My son has been playing a game lately on his PS4 called Destiny. It has a minimal storyline; mostly the game seems to involve building weapons, armor, working in teams to complete missions, and blasting everything in sight. My favorite thing that I see him blasting is a tank that looks like a giant spider. See, there is biology even in space-themed shoot-em-ups. I do idly wonder about the storyline of this game. The premise is that a “Traveler” came to Earth with new technology that boosted the human condition. Following this event other aliens followed the Traveler to Earth, there were horrific battles, almost all the inhabitants of the Earth and its colonies on the other planets in the solar system were lost, and humans are now engaged in an endless war. Or maybe this is all wrong; the game scenario involves activating a long-dead person to participate as a “Guardian” in service to the “Traveler”. The player only knows what he/she is told. What is the truth? Where is the Destiny? Why is the game called that, anyway?
All this has to do with a book that I read recently that continues to haunt me. In the book “The Forever Watch” by David Ramirez we meet Hana Dempsey and her fellow travelers on the spaceship Noah traveling to a distant planet called Canaan. The Earth has been lost; all that remains of mankind is the population of this ship. The journey is a long one; centuries have already passed and there are more to come before the journey is completed and mankind arrives at its new home.
We quickly discover that life on the Noah is very different from the one that we know, and that things aren’t quite right. The Noah is enormous. There are entire cities and biomes contained within its hulls. Everything and everyone on the ship is subject to highly regulated conditions that are designed to maintain the ship, preserve the genetic diversity and survival of the crew, and ensure the success of the mission.

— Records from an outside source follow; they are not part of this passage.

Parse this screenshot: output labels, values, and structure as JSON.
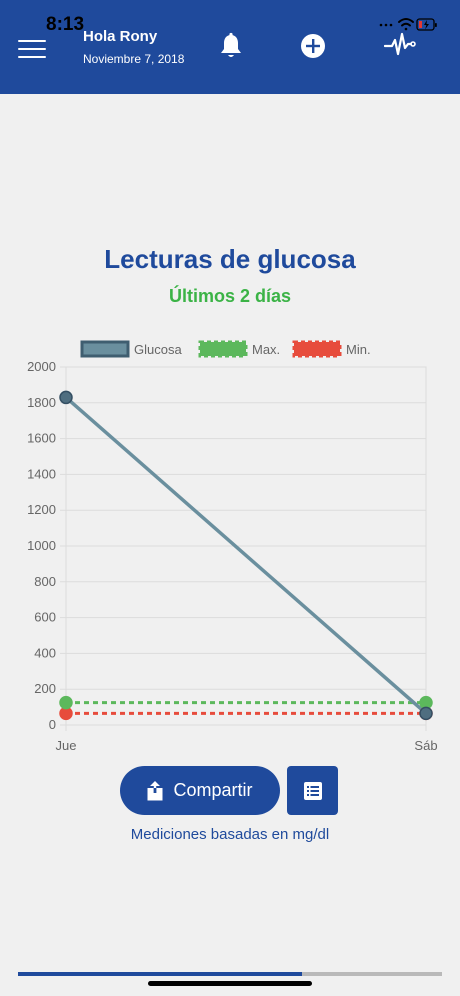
{
  "status": {
    "time": "8:13"
  },
  "header": {
    "greeting": "Hola Rony",
    "date": "Noviembre 7, 2018",
    "icons": [
      "menu-icon",
      "bell-icon",
      "plus-circle-icon",
      "pulse-icon"
    ],
    "background": "#1f4a9c"
  },
  "chart_data": {
    "type": "line",
    "title": "Lecturas de glucosa",
    "subtitle": "Últimos 2 días",
    "categories": [
      "Jue",
      "Sáb"
    ],
    "series": [
      {
        "name": "Glucosa",
        "values": [
          1830,
          65
        ],
        "color": "#6a8f9e",
        "style": "solid"
      },
      {
        "name": "Max.",
        "values": [
          125,
          125
        ],
        "color": "#5cb85c",
        "style": "dashed"
      },
      {
        "name": "Min.",
        "values": [
          65,
          65
        ],
        "color": "#e74c3c",
        "style": "dashed"
      }
    ],
    "y_ticks": [
      "0",
      "200",
      "400",
      "600",
      "800",
      "1000",
      "1200",
      "1400",
      "1600",
      "1800",
      "2000"
    ],
    "ylim": [
      0,
      2000
    ],
    "grid": true,
    "legend_position": "top"
  },
  "actions": {
    "share_label": "Compartir",
    "units_note": "Mediciones basadas en mg/dl"
  },
  "progress": {
    "value": 0.67
  }
}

Everyone has been tested, enhanced with cybernetic implants, and slotted into jobs that fit their physical, psychometric and mental abilities. There is extreme control of information and society is structured into a type of caste system.
It is in this environment that Hana serves her mandatory Breeder Duty and awakens to find her child gone forever. Say, what? Children aren’t raised by their parents; that duty is assumed by specialists who raise the children of the ship. Hana struggles as she returns to her job as a city planner and reconnects with her friends after the lost months of her pregnancy. She enters into a relationship with Leon and joins him in an effort to solve the mysterious death of his friend and mentor. Here’s the problem of life on the ship: the crew only know what they are told. What is the truth? What should they believe? What actually did happen to the Earth? Are we really on a ship? Where did all of this technology come from? And what is up with all these mysterious and violent deaths?

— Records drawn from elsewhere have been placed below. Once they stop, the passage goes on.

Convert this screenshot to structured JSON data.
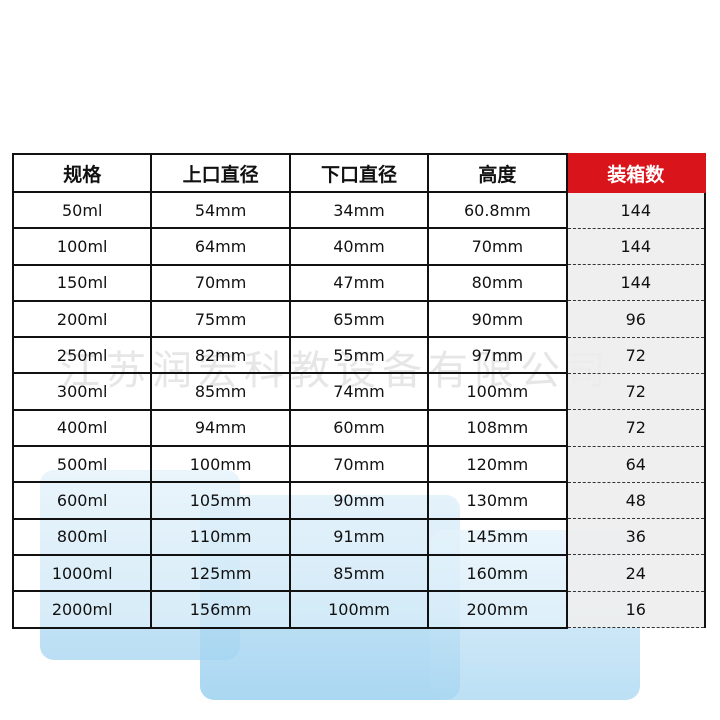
{
  "watermark": "江苏润宏科教设备有限公司",
  "table": {
    "header": [
      "规格",
      "上口直径",
      "下口直径",
      "高度",
      "装箱数"
    ],
    "rows": [
      [
        "50ml",
        "54mm",
        "34mm",
        "60.8mm",
        "144"
      ],
      [
        "100ml",
        "64mm",
        "40mm",
        "70mm",
        "144"
      ],
      [
        "150ml",
        "70mm",
        "47mm",
        "80mm",
        "144"
      ],
      [
        "200ml",
        "75mm",
        "65mm",
        "90mm",
        "96"
      ],
      [
        "250ml",
        "82mm",
        "55mm",
        "97mm",
        "72"
      ],
      [
        "300ml",
        "85mm",
        "74mm",
        "100mm",
        "72"
      ],
      [
        "400ml",
        "94mm",
        "60mm",
        "108mm",
        "72"
      ],
      [
        "500ml",
        "100mm",
        "70mm",
        "120mm",
        "64"
      ],
      [
        "600ml",
        "105mm",
        "90mm",
        "130mm",
        "48"
      ],
      [
        "800ml",
        "110mm",
        "91mm",
        "145mm",
        "36"
      ],
      [
        "1000ml",
        "125mm",
        "85mm",
        "160mm",
        "24"
      ],
      [
        "2000ml",
        "156mm",
        "100mm",
        "200mm",
        "16"
      ]
    ]
  }
}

A lot of questions. I asked all of these and more while reading the book. This is an extremely intelligent book, and it took many twists and turns as the story unfolds and we discover the true history of the ship, the nature of the inhabitants, and the mission that they serve their lives fulfilling. Finally, at the end of the book, the title takes on meaning. Hana, suffering the loss of a child, gains much more at the end of her life.

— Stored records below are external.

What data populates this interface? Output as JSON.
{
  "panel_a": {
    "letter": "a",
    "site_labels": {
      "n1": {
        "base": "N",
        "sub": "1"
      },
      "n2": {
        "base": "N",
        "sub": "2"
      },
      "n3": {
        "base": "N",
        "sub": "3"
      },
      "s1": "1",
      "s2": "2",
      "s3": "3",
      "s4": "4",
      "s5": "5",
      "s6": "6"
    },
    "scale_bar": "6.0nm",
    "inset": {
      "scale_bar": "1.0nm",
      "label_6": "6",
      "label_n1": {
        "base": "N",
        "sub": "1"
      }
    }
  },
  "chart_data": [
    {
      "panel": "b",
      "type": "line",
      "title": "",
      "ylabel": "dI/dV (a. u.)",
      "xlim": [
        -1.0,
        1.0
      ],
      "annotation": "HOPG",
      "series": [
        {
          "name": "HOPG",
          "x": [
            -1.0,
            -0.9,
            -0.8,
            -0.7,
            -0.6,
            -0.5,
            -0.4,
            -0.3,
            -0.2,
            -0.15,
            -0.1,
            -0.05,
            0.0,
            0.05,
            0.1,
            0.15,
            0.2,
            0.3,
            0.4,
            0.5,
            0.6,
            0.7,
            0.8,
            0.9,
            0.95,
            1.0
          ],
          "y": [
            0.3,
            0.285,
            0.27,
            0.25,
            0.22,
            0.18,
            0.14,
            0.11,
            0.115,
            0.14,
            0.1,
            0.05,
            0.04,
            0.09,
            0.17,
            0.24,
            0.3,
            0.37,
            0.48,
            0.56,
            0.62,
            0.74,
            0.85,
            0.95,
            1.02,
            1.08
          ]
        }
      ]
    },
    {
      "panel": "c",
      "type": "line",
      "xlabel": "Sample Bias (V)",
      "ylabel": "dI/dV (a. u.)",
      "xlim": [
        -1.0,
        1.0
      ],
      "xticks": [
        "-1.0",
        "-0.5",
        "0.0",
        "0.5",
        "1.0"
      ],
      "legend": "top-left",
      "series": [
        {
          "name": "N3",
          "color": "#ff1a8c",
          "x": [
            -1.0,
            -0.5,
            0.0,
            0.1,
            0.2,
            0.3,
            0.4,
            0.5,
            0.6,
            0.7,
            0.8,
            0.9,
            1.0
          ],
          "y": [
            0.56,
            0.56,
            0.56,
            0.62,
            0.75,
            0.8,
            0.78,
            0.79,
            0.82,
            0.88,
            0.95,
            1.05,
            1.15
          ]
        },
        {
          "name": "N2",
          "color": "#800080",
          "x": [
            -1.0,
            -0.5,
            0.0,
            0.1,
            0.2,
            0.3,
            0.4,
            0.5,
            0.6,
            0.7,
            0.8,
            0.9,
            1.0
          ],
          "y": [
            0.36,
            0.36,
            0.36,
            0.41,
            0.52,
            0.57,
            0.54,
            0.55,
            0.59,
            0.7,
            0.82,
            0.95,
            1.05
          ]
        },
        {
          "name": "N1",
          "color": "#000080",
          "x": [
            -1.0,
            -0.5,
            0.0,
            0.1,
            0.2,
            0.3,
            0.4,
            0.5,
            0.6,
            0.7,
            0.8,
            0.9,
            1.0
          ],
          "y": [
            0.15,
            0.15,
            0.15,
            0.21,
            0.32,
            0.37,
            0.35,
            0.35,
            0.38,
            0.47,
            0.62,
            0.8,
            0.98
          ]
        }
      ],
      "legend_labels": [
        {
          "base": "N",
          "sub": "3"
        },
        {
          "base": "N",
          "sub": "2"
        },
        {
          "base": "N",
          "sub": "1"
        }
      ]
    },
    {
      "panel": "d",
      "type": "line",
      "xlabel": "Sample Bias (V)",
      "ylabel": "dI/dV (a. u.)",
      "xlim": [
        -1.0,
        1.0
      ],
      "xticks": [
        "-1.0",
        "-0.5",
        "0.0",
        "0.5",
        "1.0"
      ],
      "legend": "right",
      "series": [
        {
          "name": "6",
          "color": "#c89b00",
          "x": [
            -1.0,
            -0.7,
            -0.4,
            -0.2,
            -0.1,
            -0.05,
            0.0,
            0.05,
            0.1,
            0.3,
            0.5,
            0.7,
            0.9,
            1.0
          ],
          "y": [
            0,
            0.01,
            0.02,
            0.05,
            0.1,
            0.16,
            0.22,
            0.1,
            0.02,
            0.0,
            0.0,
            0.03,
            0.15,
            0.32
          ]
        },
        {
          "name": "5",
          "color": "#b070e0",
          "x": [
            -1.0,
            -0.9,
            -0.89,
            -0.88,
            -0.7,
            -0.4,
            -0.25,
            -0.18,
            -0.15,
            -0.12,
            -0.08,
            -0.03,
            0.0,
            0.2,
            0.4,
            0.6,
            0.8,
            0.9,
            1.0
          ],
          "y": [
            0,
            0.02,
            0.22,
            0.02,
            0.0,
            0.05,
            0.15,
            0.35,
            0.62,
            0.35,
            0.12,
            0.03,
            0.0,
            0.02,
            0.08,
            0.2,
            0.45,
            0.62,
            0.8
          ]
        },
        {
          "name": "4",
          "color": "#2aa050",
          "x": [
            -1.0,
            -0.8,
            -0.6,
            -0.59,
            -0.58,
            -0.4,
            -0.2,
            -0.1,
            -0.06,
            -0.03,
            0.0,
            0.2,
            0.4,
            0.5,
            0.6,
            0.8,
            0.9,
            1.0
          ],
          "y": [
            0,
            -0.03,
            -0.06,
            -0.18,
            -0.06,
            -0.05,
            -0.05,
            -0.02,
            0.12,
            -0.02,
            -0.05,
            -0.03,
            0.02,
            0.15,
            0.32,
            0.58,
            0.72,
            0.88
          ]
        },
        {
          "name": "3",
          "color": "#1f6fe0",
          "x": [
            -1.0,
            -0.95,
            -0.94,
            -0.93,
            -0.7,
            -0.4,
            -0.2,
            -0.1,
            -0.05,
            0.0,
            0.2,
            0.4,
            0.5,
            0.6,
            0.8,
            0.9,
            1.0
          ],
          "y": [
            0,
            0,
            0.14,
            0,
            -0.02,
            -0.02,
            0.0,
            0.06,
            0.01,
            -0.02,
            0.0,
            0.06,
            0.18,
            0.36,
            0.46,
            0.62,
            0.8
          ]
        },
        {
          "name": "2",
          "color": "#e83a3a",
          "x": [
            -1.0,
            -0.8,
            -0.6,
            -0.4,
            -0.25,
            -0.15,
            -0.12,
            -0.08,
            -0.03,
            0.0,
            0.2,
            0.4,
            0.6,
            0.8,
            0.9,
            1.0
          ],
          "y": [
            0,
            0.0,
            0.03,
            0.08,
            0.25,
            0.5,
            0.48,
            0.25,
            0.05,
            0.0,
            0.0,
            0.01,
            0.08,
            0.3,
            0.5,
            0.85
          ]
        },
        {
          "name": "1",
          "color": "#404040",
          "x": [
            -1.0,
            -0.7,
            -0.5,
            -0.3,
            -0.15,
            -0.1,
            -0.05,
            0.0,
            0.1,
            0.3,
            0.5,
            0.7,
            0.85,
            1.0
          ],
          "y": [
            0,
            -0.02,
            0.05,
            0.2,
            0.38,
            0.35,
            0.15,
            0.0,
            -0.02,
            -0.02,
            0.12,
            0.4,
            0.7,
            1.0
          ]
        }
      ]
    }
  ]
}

This is a good book, but it is also not a book for everyone. There are some serious challenges for the reader and flaws in the book. It is assumed that everyone understands homeostasis. Since I have failed to fully explain this concept to neighbors who have invested thousands of dollars into pH machines that are supposed to cure all illnesses, I suspect that it is a more elusive concept than we biology teachers want to believe. I know from personal experience that the alternation of generations in plants is beyond EVERYONE. At one point the author used the conjugative propagation of plasmids through bacterial populations as an analogy of something to do with computers. Seriously. Not everyone has a degree in microbial genetics. It would help readers of this book, however, if they do have a degree in computers. And what is it with all of the colors? I had to look up some of the colors in descriptive phrases just to figure out what they were. It was kind of fun, but only because I was reading on a NOOK.
OK, enough with the venting. I feel much better. It is mostly because of these negative factors that I put off writing about this book for so long. Truthfully, this book was so good that it continued to nag at me for a long time after I finished reading it. Forget the technical problems; the plot was well conceived, the basic scenario convincing, and the twists and turns took me down paths and through doors that I didn’t expect. I look forward with longing for the next book by this author.
Back to the game. I think that it is time for another mission.